Le chef de file des députés LR Damien Abad, lui-même en situation de handicap, a dénoncé des propos « scandaleux » d’Éric Zemmour et une « ségrégation à tous les étages ».

« Oui, nous devons avoir l’obsession de l’inclusion. Je demande des excuses publiques », a-t-il lancé sur Twitter.

La candidate du Rassemblement national, Marine Le Pen, a pour sa part jugé « impardonnable » de « s’attaquer aux enfants fragilisés par un handicap ».  

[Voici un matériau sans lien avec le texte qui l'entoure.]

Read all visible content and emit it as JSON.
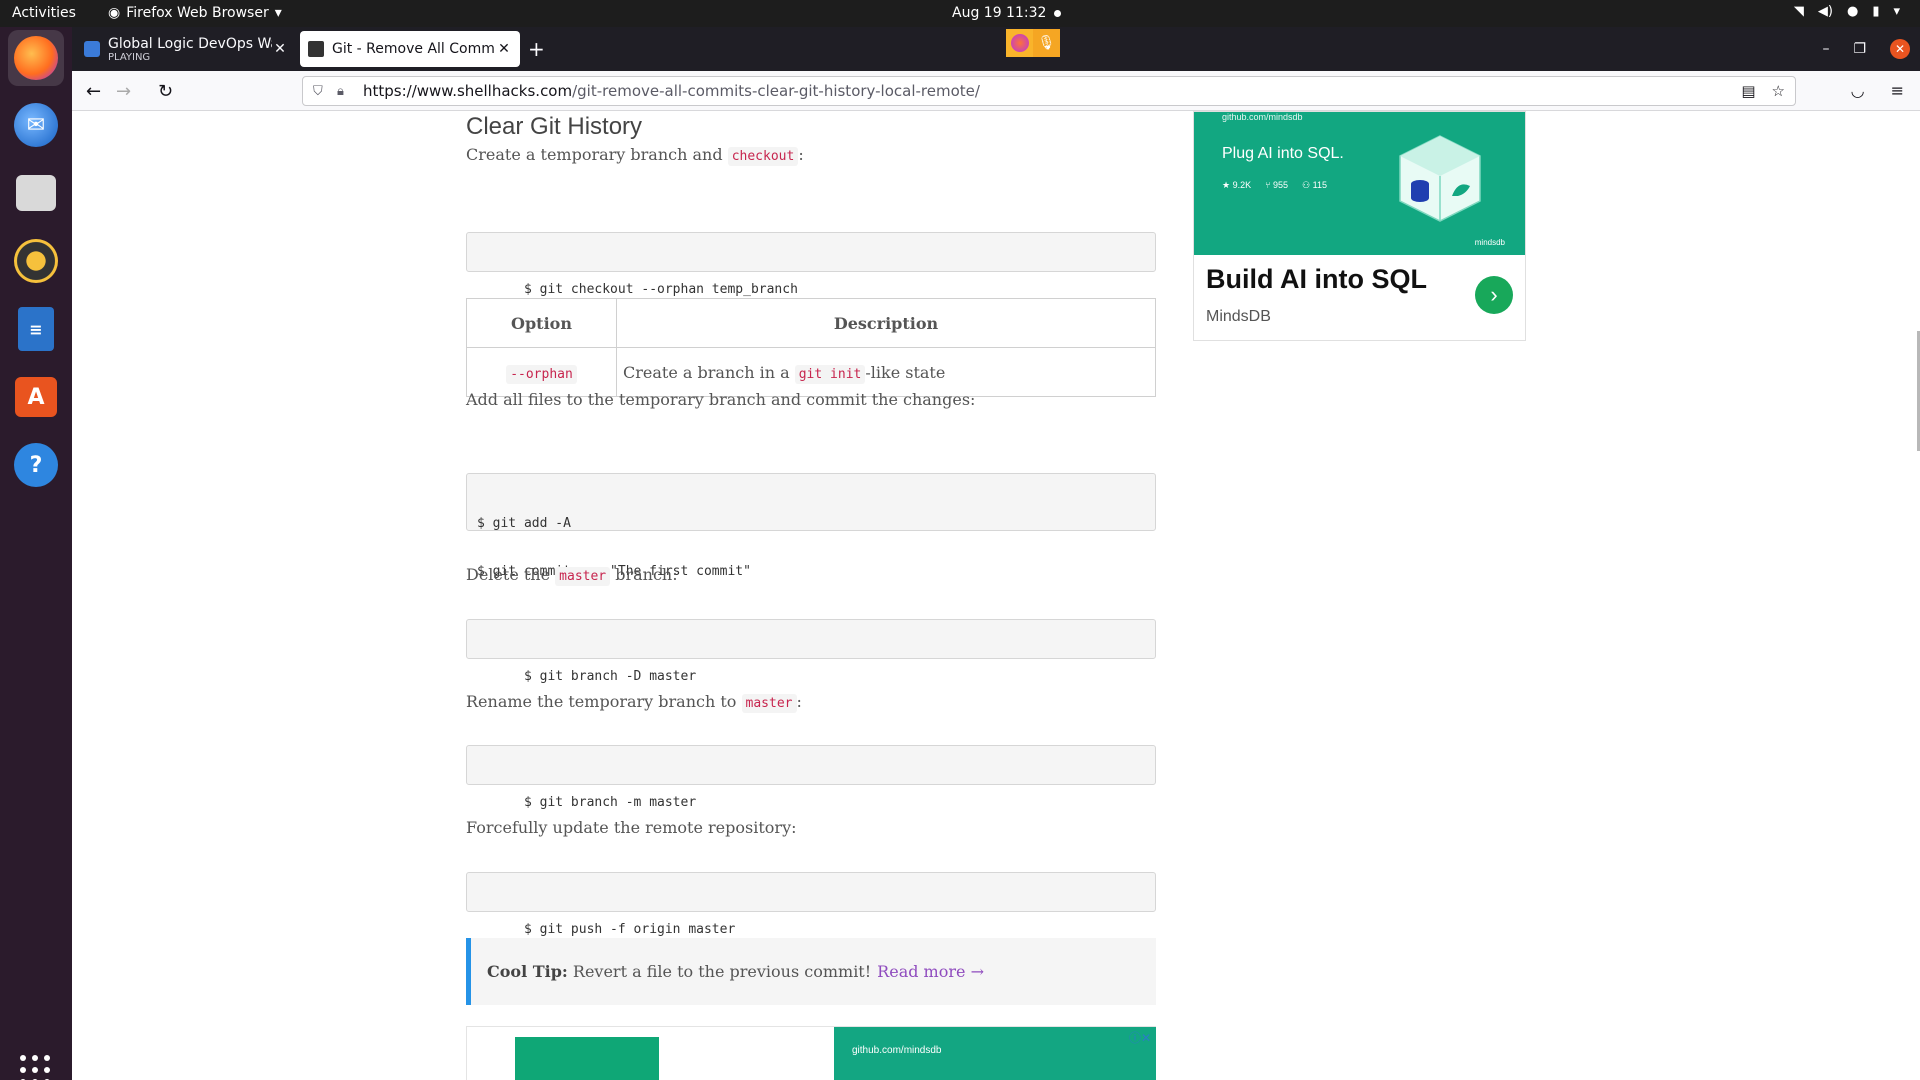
{
  "system": {
    "activities": "Activities",
    "app_name": "Firefox Web Browser",
    "clock": "Aug 19  11:32"
  },
  "browser": {
    "tabs": [
      {
        "title": "Global Logic DevOps Wa",
        "subtitle": "PLAYING"
      },
      {
        "title": "Git - Remove All Commits"
      }
    ],
    "new_tab": "+",
    "url_host": "https://www.shellhacks.com",
    "url_path": "/git-remove-all-commits-clear-git-history-local-remote/"
  },
  "article": {
    "heading": "Clear Git History",
    "p1_before": "Create a temporary branch and",
    "p1_code": "checkout",
    "p1_after": ":",
    "code1": "$ git checkout --orphan temp_branch",
    "table": {
      "col_option": "Option",
      "col_description": "Description",
      "row_option": "--orphan",
      "row_desc_before": "Create a branch in a",
      "row_desc_code": "git init",
      "row_desc_after": "-like state"
    },
    "p2": "Add all files to the temporary branch and commit the changes:",
    "code2_line1": "$ git add -A",
    "code2_line2": "$ git commit -am \"The first commit\"",
    "p3_before": "Delete the",
    "p3_code": "master",
    "p3_after": "branch:",
    "code3": "$ git branch -D master",
    "p4_before": "Rename the temporary branch to",
    "p4_code": "master",
    "p4_after": ":",
    "code4": "$ git branch -m master",
    "p5": "Forcefully update the remote repository:",
    "code5": "$ git push -f origin master",
    "tip_label": "Cool Tip:",
    "tip_text": "Revert a file to the previous commit!",
    "tip_link": "Read more →"
  },
  "ads": {
    "side": {
      "source": "github.com/mindsdb",
      "tagline": "Plug AI into SQL.",
      "stars": "9.2K",
      "forks": "955",
      "contributors": "115",
      "logo": "mindsdb",
      "headline": "Build AI into SQL",
      "brand": "MindsDB"
    },
    "bottom": {
      "source": "github.com/mindsdb",
      "close": "ⓘ✕"
    }
  },
  "colors": {
    "accent_link": "#8f4bbe",
    "tip_border": "#2593e7",
    "ad_green": "#12a781",
    "inline_code": "#c7254e"
  }
}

« Mon projet, c’est plus d’inclusion pour les enfants fragiles », a embrayé Valérie Pécresse en marge d’un déplacement en Grèce, fustigeant « la brutalité » des propos d’Éric Zemmour.

Même ton des candidats à gauche : « Il est comme toujours dans l’outrance, la violence et l’injure », a cinglé la candidate désormais déclarée Anne Hidalgo, Jean-Luc Mélenchon fustigeant « une vision du monde opposée » à la sienne. Et le communiste Fabien Roussel s’est dit « révulsé par la proposition » d’Éric Zemmour, en le comparant à une « société d’apartheid ».

« S’en occuper mieux »

Les réactions ont également été vives dans le milieu associatif : le président national de l’Association pour adultes et jeunes handicapés Jean-Louis Garcia s’est ému sur BFMTV de ce qu’il considère être une « ségrégation », une « mise à part », tandis que la présidente de SOS autisme France Olivia Cattan s’est « indignée » de propos jugés « discriminatoires » et d’une « méconnaissance » du candidat Zemmour sur le sujet. Les deux renvoyant à la loi de 2005 qui garantit l’égalité des chances pour les enfants handicapés. Comme l’Association nationale pour l’intégration des personnes handicapées moteurs (ANPIHM) qui dénonce aussi un manque de moyens spécialisés.

Le président de l’Association pour la prise en compte du handicap dans les politiques publiques et privées (APHPP) Matthieu Annereau, par ailleurs élu local LREM et non-voyant, a quant à lui estimé que « l’exclusion des 12 millions de personnes handicapées en France évoquée par M. Zemmour (était) profondément nauséabonde ».

Face à la bronca, l’ancien polémiste s’est expliqué et a nuancé ses propos samedi matin à Villers-Cotterêts (Aisne). « Bien sûr, il y a des cas où le fait de les mettre dans un établissement ordinaire est une bonne chose, car ça leur permet de progresser, de se socialiser. Et puis il y a d’autres cas, réels, plus nombreux qu’on ne le dit, où c’est une souffrance pour ces enfants » handicapés.

« Ce que j’ai voulu dire, c’est que je ne veux pas que l’obsession de l’inclusion nous prive et nous conduise à négliger la nécessité d’établissements spécialisés », a-t-il poursuivi. « Je pense que c’est une position idéologique, comme toujours. On a décidé que c’était mieux de mettre tout le monde ensemble. Moi, je pense que non », « pas pour les mettre à l’écart, mais pour s’en occuper mieux ».

Le candidat à la présidentielle a appelé à « prendre en compte les cas particuliers » de chaque enfant, avec des possibilités de « passerelles » entre « établissements spécialisés » et « ordinaires ».

En début de soirée, il a publié un message vidéo dans lequel il a dénoncé des « propos détournés » par des « politiciens » coupables selon lui de « mensonges » et d’« hypocrisie », en s’en prenant à « l’idéologie égalitariste » qui « détourne l’égalité pour nier les cas particuliers ».